Every piece of tempura is fried to order (read: just moments before you'll eat it) in a custom blend of sesame, vegetable, and cotton oils heated to a precise 392F. And then? "I leave it in long enough so it's just past white," Matsui says. "It's a sixth sense, I don't think about it, I don't even need to look at it."
Matsui showcases his tempura within an elegant 10-course $200 omakase menu of sakizuke (think amuse bouche), traditional chawan-mushi (egg custard), and sashimi. The main event—a parade of tempura—starts with shrimp, followed by seasonal vegetables and fish, and ends with hamo, a white-meat fish from the eel family.
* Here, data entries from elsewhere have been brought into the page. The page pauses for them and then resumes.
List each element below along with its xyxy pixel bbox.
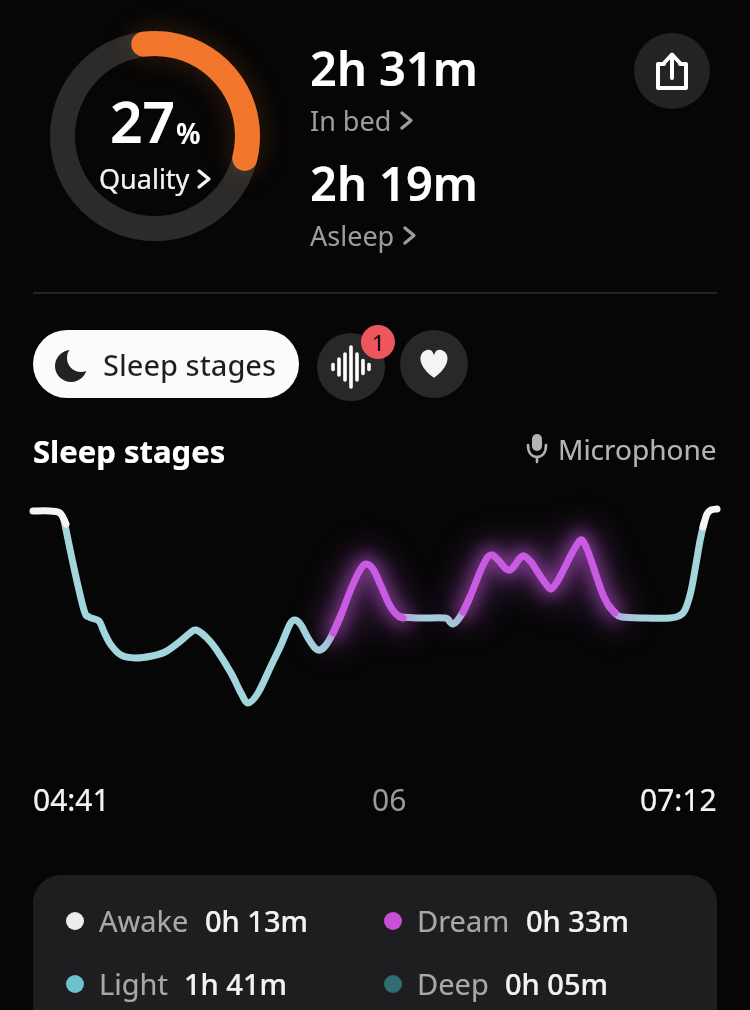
button[interactable]: Sleep stages [33, 330, 299, 398]
staticText: 06 [372, 779, 407, 820]
staticText: 2h 31m [310, 36, 478, 100]
staticText: 07:12 [640, 779, 717, 820]
staticText: 0h 13m [205, 901, 308, 940]
staticText: 04:41 [33, 779, 110, 820]
staticText: 0h 33m [526, 901, 629, 940]
button[interactable]: Dream [384, 901, 684, 940]
button[interactable]: Microphone [520, 430, 717, 468]
button[interactable] [634, 33, 710, 109]
staticText: Deep [417, 964, 489, 1003]
staticText: Dream [417, 901, 510, 940]
button[interactable]: Asleep [310, 217, 416, 254]
staticText: Sleep stages [103, 345, 277, 384]
button[interactable]: Deep [384, 964, 684, 1003]
staticText: Microphone [558, 430, 717, 468]
button[interactable]: Light [66, 964, 384, 1003]
staticText: In bed [310, 102, 392, 139]
staticText: Asleep [310, 217, 395, 254]
staticText: Quality [99, 160, 190, 197]
staticText: 1 [372, 327, 385, 357]
staticText: Sleep stages [33, 430, 226, 472]
staticText: 2h 19m [310, 151, 478, 215]
staticText: 27 [110, 82, 176, 160]
button[interactable] [400, 330, 468, 398]
button[interactable]: 27 [50, 31, 260, 241]
staticText: Awake [99, 901, 189, 940]
staticText: 1h 41m [184, 964, 287, 1003]
button[interactable]: Awake [66, 901, 384, 940]
button[interactable]: In bed [310, 102, 413, 139]
staticText: 0h 05m [505, 964, 608, 1003]
staticText: % [176, 114, 201, 152]
button[interactable] [317, 333, 385, 401]
staticText: Light [99, 964, 168, 1003]
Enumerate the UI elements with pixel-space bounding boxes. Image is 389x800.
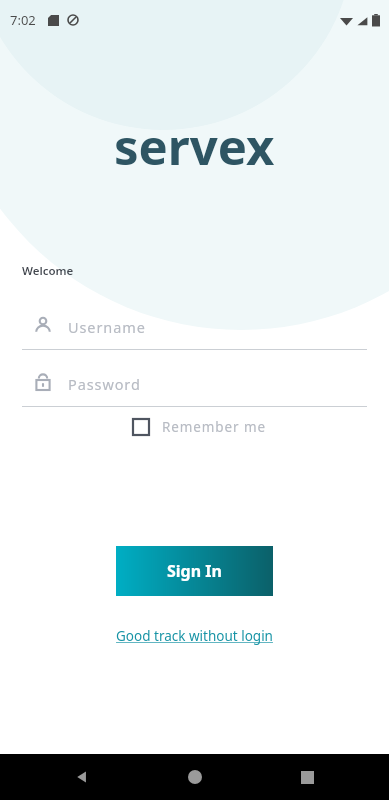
button[interactable]: Remember me — [130, 416, 269, 438]
staticText: Sign In — [167, 560, 222, 582]
staticText: Password — [68, 374, 141, 394]
staticText: Welcome — [22, 263, 74, 279]
button[interactable]: Password — [0, 363, 389, 407]
staticText: Good track without login — [116, 627, 273, 645]
button[interactable]: Recent apps — [287, 757, 327, 797]
staticText: servex — [114, 113, 275, 180]
staticText: Remember me — [162, 418, 267, 436]
staticText: 7:02 — [10, 11, 36, 29]
button[interactable]: Sign In — [116, 546, 273, 596]
button[interactable]: Username — [0, 306, 389, 350]
button[interactable]: Home — [175, 757, 215, 797]
staticText: Username — [68, 317, 146, 337]
button[interactable]: Back — [62, 757, 102, 797]
button[interactable]: Good track without login — [110, 624, 279, 648]
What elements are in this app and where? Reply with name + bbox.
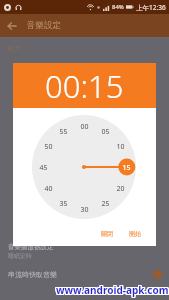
staticText: 45 — [39, 163, 48, 173]
staticText: 睡眠定時 — [8, 252, 32, 260]
button[interactable]: 串流時快取音樂 — [0, 266, 169, 283]
button[interactable]: 關閉 — [95, 226, 119, 242]
staticText: 25 — [101, 199, 110, 209]
staticText: 00 — [80, 122, 89, 132]
staticText: www.android-apk.com — [55, 284, 168, 298]
staticText: 串流時快取音樂 — [8, 270, 57, 279]
staticText: www.android-apk.com — [55, 282, 168, 296]
staticText: 00:15 — [45, 65, 124, 107]
staticText: 15 — [122, 163, 131, 173]
staticText: 05 — [101, 127, 110, 137]
staticText: 上午12:36 — [136, 3, 166, 12]
staticText: 50 — [44, 142, 53, 152]
button[interactable]: Back — [0, 14, 23, 37]
staticText: 音樂播放器設定 — [8, 243, 54, 251]
staticText: www.android-apk.com — [57, 284, 169, 298]
staticText: 音樂設定 — [27, 20, 61, 31]
staticText: 開始 — [129, 230, 141, 238]
staticText: www.android-apk.com — [56, 283, 169, 297]
staticText: 40 — [44, 184, 53, 194]
button[interactable]: 開始 — [123, 226, 147, 242]
staticText: 20 — [116, 184, 125, 194]
staticText: 10 — [116, 142, 125, 152]
staticText: 帳戶 — [8, 45, 21, 53]
staticText: www.android-apk.com — [55, 283, 168, 297]
button[interactable]: 音樂播放器設定 — [0, 242, 169, 266]
staticText: www.android-apk.com — [57, 283, 169, 297]
staticText: 55 — [59, 127, 68, 137]
staticText: 35 — [59, 199, 68, 209]
staticText: www.android-apk.com — [57, 282, 169, 296]
staticText: 84% — [112, 3, 124, 11]
staticText: www.android-apk.com — [56, 282, 169, 296]
staticText: 關閉 — [101, 230, 113, 238]
staticText: www.android-apk.com — [56, 284, 169, 298]
staticText: 30 — [80, 205, 89, 215]
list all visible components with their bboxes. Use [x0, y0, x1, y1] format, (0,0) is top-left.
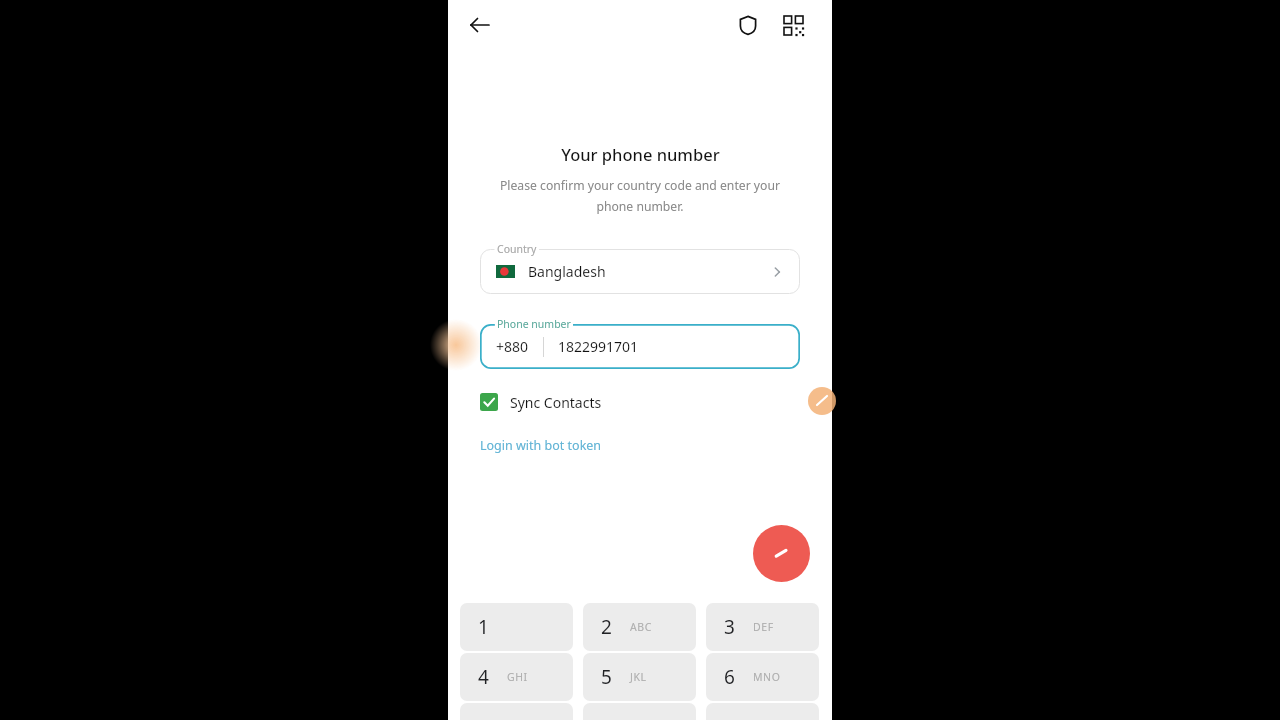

Interestingly, salt is absent from the entire tempura process. It's left to the guest, offered in the form of freshly grated German rock salt (picture a crystal gemstone the size of a boulder), along with wedges of lemon, shaved Daikon radish, and a bright dipping sauce made from two kinds of dashi (bonito and kelp), soy sauce, and mirin. Once your server places the freshly-fried tempura on your plate, you decide how to season it up. Though Mastui recommends certain pairings—asparagus with salt, king crab with lemon juice, sweet potato with the dipping sauce, scallops with just salt—truth is, it's perfect on its own.